For one boy (source 16), having two evacuee children sharing his home didn’t appear to be such a traumatic experience. In an interview in September 1939, the boy describes being disappointed that the evacuees were girls, as he’d expected boys, but sounds relaxed and cheerful about “showing them around”. The billeting of girls rather than boys to this home may have been a mismatch in the allocation or the child (and his family) may simply have assumed that other boys would be placed in the household. The interview with the boy was made by the BBC in the first month of Operation Pied Piper and was presumably intended to reassure the families of the evacuated, the prospective evacuees, as well as possibly encouraging further host families to come forward. The radio interview is also accompanied by a photograph of the boy, leading a small child on a donkey; as it is unlikely that all radio interviewees were routinely photographed, we might infer that the there was a propaganda aspect to this interview and that the photograph was reproduced to promote both the interview and the evacuation programme.
In considering the impact of evacuees on host families, some historians writing almost fifty years after the end of the war noted the disparity in the living conditions between the urban poor and the rural middle-classes (source 18). There is a sense in this account that there was a strong class divide in Britain during the war and that the rural middle class had been oblivious to the living conditions of those in industrial areas. The exposure to the evacuees was considered to be a shocking experience, but one that had united people into a commitment to improving living conditions after the war.
Conclusion
In our consideration of this topic, we have accessed only a few accounts, representing the experiences of child evacuees and their hosts. That said, we are still able to conclude that evacuation had a profound effect on both evacuees and their host families.
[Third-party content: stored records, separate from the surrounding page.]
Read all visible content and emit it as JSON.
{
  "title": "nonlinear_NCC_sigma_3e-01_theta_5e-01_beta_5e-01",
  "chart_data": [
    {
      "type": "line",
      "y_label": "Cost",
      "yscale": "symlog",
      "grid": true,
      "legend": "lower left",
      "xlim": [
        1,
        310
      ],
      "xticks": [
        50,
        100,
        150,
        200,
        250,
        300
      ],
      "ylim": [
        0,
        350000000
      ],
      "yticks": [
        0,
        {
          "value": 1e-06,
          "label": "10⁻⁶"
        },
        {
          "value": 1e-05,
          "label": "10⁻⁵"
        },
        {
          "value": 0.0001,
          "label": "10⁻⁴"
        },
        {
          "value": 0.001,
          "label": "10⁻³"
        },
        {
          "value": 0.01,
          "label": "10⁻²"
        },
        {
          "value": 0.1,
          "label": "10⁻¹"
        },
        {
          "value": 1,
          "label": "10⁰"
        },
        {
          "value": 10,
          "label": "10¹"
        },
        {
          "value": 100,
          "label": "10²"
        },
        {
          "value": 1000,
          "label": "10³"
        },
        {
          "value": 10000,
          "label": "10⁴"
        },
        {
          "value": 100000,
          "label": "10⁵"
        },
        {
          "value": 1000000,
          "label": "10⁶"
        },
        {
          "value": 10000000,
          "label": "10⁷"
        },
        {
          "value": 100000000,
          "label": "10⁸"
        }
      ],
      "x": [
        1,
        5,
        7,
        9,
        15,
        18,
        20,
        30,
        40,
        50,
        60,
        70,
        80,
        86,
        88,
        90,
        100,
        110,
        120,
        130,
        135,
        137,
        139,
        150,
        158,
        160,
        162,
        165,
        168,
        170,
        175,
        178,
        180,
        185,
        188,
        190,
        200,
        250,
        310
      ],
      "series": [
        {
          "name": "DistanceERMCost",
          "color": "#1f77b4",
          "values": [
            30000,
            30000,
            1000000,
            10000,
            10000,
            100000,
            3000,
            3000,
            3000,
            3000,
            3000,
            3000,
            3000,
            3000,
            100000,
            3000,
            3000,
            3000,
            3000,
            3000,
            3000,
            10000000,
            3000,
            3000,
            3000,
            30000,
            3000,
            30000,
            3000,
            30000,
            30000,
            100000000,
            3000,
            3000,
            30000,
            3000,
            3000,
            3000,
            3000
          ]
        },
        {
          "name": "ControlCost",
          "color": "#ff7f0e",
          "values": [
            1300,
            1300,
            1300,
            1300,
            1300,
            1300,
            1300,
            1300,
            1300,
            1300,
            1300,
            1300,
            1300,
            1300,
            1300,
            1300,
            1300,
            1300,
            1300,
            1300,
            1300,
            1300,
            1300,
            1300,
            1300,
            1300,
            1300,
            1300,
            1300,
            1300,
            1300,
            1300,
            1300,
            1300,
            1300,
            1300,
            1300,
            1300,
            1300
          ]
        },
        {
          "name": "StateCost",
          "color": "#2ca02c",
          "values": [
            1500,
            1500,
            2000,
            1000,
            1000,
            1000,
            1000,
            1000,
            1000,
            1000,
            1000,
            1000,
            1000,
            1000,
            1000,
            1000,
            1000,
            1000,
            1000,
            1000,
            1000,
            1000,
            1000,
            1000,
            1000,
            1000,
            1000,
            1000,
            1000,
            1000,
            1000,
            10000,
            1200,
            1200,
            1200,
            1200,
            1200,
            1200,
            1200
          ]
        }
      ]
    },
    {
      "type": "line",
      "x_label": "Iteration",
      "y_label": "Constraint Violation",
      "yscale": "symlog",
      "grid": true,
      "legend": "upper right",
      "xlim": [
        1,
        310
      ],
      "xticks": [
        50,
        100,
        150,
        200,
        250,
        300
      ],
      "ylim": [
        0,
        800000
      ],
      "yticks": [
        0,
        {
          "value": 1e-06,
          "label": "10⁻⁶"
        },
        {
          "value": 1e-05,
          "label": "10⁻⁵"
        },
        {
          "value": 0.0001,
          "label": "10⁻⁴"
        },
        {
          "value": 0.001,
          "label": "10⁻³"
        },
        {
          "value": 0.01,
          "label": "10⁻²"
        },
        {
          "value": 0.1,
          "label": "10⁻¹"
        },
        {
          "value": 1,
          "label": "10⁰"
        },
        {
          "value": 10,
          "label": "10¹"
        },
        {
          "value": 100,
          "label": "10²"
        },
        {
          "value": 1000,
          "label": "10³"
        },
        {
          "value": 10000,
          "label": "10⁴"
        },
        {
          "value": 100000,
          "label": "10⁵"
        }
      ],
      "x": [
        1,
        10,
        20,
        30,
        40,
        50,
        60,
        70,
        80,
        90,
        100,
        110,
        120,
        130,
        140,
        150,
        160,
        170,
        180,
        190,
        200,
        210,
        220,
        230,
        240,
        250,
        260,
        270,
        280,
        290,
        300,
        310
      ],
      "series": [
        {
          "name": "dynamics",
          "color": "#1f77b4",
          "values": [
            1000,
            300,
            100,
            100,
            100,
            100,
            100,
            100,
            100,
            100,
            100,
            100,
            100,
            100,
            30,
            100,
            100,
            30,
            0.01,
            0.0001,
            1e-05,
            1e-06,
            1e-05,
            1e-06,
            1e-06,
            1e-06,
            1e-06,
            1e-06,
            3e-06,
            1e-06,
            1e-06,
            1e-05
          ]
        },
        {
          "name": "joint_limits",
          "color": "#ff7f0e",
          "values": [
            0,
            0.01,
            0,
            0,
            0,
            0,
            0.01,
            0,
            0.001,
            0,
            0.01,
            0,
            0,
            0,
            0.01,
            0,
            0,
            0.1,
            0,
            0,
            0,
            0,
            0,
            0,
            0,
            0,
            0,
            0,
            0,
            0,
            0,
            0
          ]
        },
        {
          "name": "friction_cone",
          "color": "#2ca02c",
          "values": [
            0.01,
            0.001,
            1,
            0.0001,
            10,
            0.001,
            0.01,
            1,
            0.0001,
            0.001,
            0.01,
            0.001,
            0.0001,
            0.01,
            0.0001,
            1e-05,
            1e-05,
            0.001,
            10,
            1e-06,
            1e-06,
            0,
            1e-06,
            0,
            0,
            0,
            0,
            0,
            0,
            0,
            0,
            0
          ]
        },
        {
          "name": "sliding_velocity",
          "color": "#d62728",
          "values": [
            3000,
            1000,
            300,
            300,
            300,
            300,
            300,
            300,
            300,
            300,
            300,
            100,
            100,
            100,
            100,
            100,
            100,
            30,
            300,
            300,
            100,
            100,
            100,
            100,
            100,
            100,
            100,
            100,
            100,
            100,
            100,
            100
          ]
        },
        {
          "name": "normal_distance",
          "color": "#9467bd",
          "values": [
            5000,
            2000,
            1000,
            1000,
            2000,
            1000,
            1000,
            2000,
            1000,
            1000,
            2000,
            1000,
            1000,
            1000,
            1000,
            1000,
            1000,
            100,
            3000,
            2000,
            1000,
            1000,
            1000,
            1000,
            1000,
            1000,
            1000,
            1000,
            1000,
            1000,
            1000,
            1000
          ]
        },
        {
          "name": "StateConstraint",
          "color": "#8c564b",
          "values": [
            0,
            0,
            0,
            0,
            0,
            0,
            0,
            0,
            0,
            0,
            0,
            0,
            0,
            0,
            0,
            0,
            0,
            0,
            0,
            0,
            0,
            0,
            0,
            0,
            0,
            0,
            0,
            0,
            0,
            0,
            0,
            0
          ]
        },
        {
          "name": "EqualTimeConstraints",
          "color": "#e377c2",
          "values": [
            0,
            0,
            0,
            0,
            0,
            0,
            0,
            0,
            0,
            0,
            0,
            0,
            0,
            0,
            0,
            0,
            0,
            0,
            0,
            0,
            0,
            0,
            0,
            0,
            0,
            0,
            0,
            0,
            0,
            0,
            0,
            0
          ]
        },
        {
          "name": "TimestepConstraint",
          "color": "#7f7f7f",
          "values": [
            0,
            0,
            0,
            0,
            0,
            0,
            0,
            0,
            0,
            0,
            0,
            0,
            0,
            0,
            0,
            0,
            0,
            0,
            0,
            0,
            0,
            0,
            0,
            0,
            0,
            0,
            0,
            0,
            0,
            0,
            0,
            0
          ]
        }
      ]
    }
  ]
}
For the evacuees, there was undoubted upheaval as they were wrenched from their families and placed in unfamiliar surroundings. Being placed with host families who may not have been expecting a child (but rather an adult), or were from a different social class may have been added to the stress of the evacuation. For the host families, evacuation brought an insight into urban and industrial life that was unexpected and in some cases unwelcome. The condition of the children was for many quite shocking, with wide-ranging concerns about the children’s health, attire and conduct.
Historians have access to a wide range of evidence in order to find out about the effects of the evacuation. There is contemporaneous evidence, reflective accounts, and also the works of other historians. Assessing the value of these sources is a matter of judgment as most material is produced with a purpose in mind: determining whether that purpose enhances or undermines the credibility of the source is one of the tasks of the historian.
Bibliography
Assignment sources 1-18 (as provided by client)
Mike Brown (2005) Evacuees: Evacuation in Wartime Britain 1939-1945. Sutton Publishing
Stewart Ross (2001) Evacuation (At Home in World War II). Evans Brothers Limited.